Nei campi profughi di Gaza le condizioni igieniche sono pessime
Centinaia di migliaia di sfollati vivono tra rifiuti e liquami che contaminano la poca acqua a loro disposizione: l'aumento della temperatura sta peggiorando la situazione
Con l’arrivo dell’estate e l’aumento delle temperature le condizioni sanitarie in alcuni dei più grandi campi dove vivono gli sfollati palestinesi sono peggiorate ulteriormente, con il rischio della diffusione di malattie come l’epatite A e il colera. La situazione è particolarmente difficile nell’area di Deir al Balah nel centro della Striscia, raggiunta nelle settimane scorse dalle centinaia di migliaia di persone fuggite da Rafah, più a sud, dove da maggio si sono concentrate le attività dell’esercito israeliano. Nei campi mancano acqua potabile, sistemi fognari, adeguate aree di soccorso e zone dove conservare i rifiuti isolandoli dalla popolazione.

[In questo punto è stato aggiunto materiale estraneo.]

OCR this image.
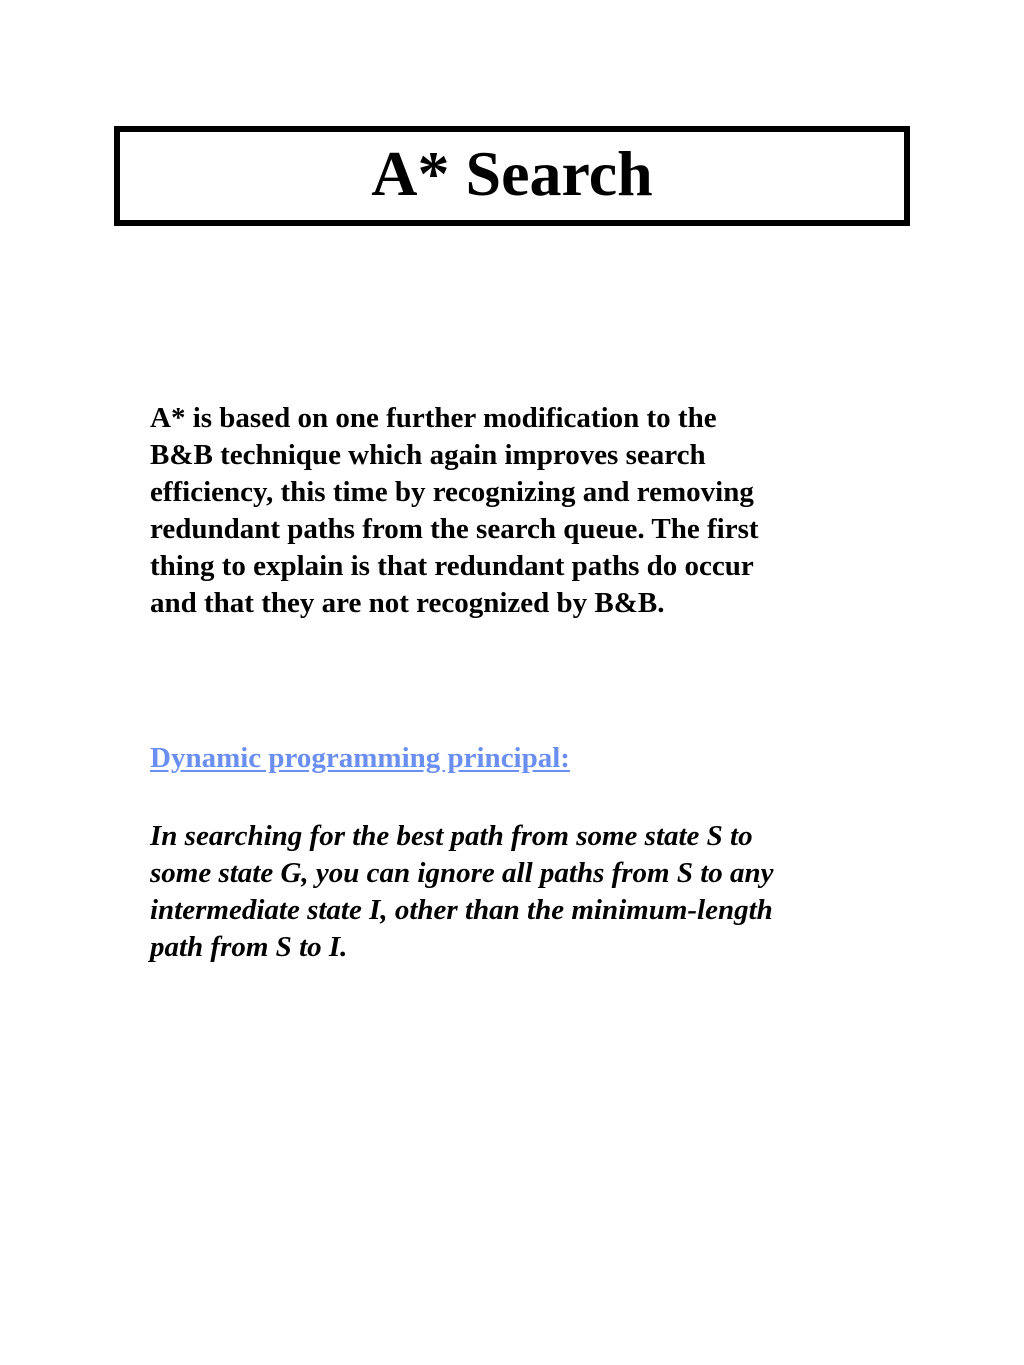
A* Search

A* is based on one further modification to the
B&B technique which again improves search
efficiency, this time by recognizing and removing
redundant paths from the search queue. The first
thing to explain is that redundant paths do occur
and that they are not recognized by B&B.

Dynamic programming principal:

In searching for the best path from some state S to
some state G, you can ignore all paths from S to any
intermediate state I, other than the minimum-length
path from S to I.
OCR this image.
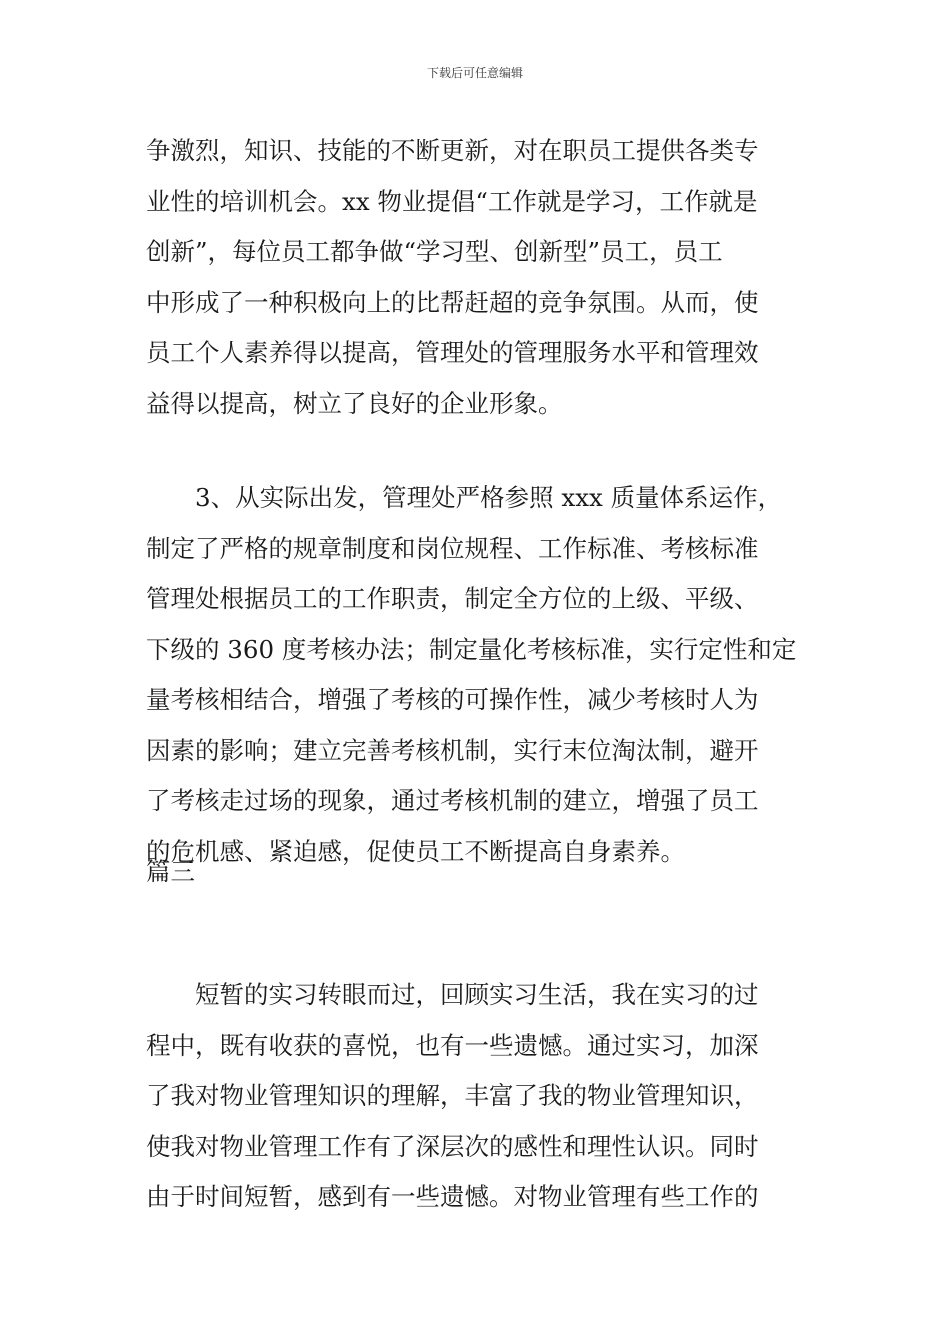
下载后可任意编辑
争激烈，知识、技能的不断更新，对在职员工提供各类专
业性的培训机会。xx 物业提倡“工作就是学习，工作就是
创新”，每位员工都争做“学习型、创新型”员工，员工
中形成了一种积极向上的比帮赶超的竞争氛围。从而，使
员工个人素养得以提高，管理处的管理服务水平和管理效
益得以提高，树立了良好的企业形象。
3、从实际出发，管理处严格参照 xxx 质量体系运作，
制定了严格的规章制度和岗位规程、工作标准、考核标准
管理处根据员工的工作职责，制定全方位的上级、平级、
下级的 360 度考核办法；制定量化考核标准，实行定性和定
量考核相结合，增强了考核的可操作性，减少考核时人为
因素的影响；建立完善考核机制，实行末位淘汰制，避开
了考核走过场的现象，通过考核机制的建立，增强了员工
的危机感、紧迫感，促使员工不断提高自身素养。
篇三
短暂的实习转眼而过，回顾实习生活，我在实习的过
程中，既有收获的喜悦，也有一些遗憾。通过实习，加深
了我对物业管理知识的理解，丰富了我的物业管理知识，
使我对物业管理工作有了深层次的感性和理性认识。同时
由于时间短暂，感到有一些遗憾。对物业管理有些工作的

Alcuni sfollati hanno raccontato all’agenzia di stampa Associated Press che da quando si sono dovuti spostare verso nord le loro condizioni di vita sono ulteriormente peggiorate. Nei campi è difficile dormire sia per l’odore nauseante dei rifiuti in decomposizione e delle feci, sia per la presenza di una grande quantità di insetti, come scarafaggi e mosche, e di piccoli roditori che infestano le tende sempre più calde. Negli ultimi giorni le temperature massime hanno superato i 30 °C e si prevede che continueranno ad aumentare con l’arrivo dei mesi più caldi dell’estate.
Secondo le Nazioni Unite, circa tre quarti dei sistemi di trattamento delle acque a Gaza sono stati distrutti o fortemente danneggiati dai bombardamenti di Israele, nell’ambito delle attività dell’esercito condotte ufficialmente contro i miliziani di Hamas. Le cinque principali centrali di trattamento delle acque reflue sono state rese inutilizzabili, così come i principali impianti per desalinizzare l’acqua e per gestire l’estrazione di acqua dolce dalle falde. Gli impianti ancora funzionanti o riparati non sono comunque utilizzati con continuità perché manca il carburante.
La mancanza di acqua potabile si riflette sulle abitudini e sulla salute della popolazione, specialmente nei numerosi campi della Striscia di Gaza. È stato stimato che per bere, cucinare e lavarsi una persona sfollata utilizzi 2 litri di acqua, contro i 15 litri raccomandati dalle linee guida delle principali istituzioni sanitarie. L’acqua potabile viene distribuita con autobotti, ma le razioni sono scarse e per riceverle si formano code di persone che durano ore.
In molti campi non ci sono sistemi fognari o comunque di raccolta e smaltimento delle feci. Vengono utilizzate buche coperte da teli che portano a ristagni e a contaminazione dell’acqua utilizzata nei campi, con il rischio dell’insorgenza di malattie. L’Organizzazione mondiale della sanità (OMS) ha rilevato fino a inizio giugno più di 80mila casi di epatite A, un’infezione al fegato causata da un virus che si trasmette soprattutto in seguito al consumo di cibo o acqua contaminati da feci infette. L’OMS e altri esperti ritengono che nelle prossime settimane possano diffondersi casi di colera, un’altra malattia causata da un batterio che si sviluppa in acqua e alimenti contaminati dalle feci.
Oltre alle acque reflue non trattate, nei campi ci sono molti problemi legati alla gestione dei rifiuti. Dopo l’invasione di Israele, le discariche solitamente impiegate per l’immondizia sono state chiuse o sono diventate inaccessibili. L’esigenza di provare a isolare un minimo i rifiuti ha quindi portato alla creazione di aree di raccolta non ufficiali e autorizzate, dove viene lasciato un po’ di tutto. In alcuni casi la mancanza di spazi e alternative ha fatto sì che le persone sfollate piantassero le loro tende a poca distanza dai rifiuti, che hanno poi continuato ad accumularsi senza possibilità di essere smaltiti in alcun modo. Oltre al forte odore della loro decomposizione, i rifiuti attirano insetti e piccoli animali rendendo difficile e talvolta insostenibile la vita per le persone nelle loro vicinanze.
COGAT, la parte del ministero della Difesa israeliano che si occupa della logistica degli aiuti umanitari nella Striscia di Gaza, ha detto di avere avviato alcune iniziative per migliorare le condizioni igieniche dei campi, ma per ora non sono stati registrati particolari progressi.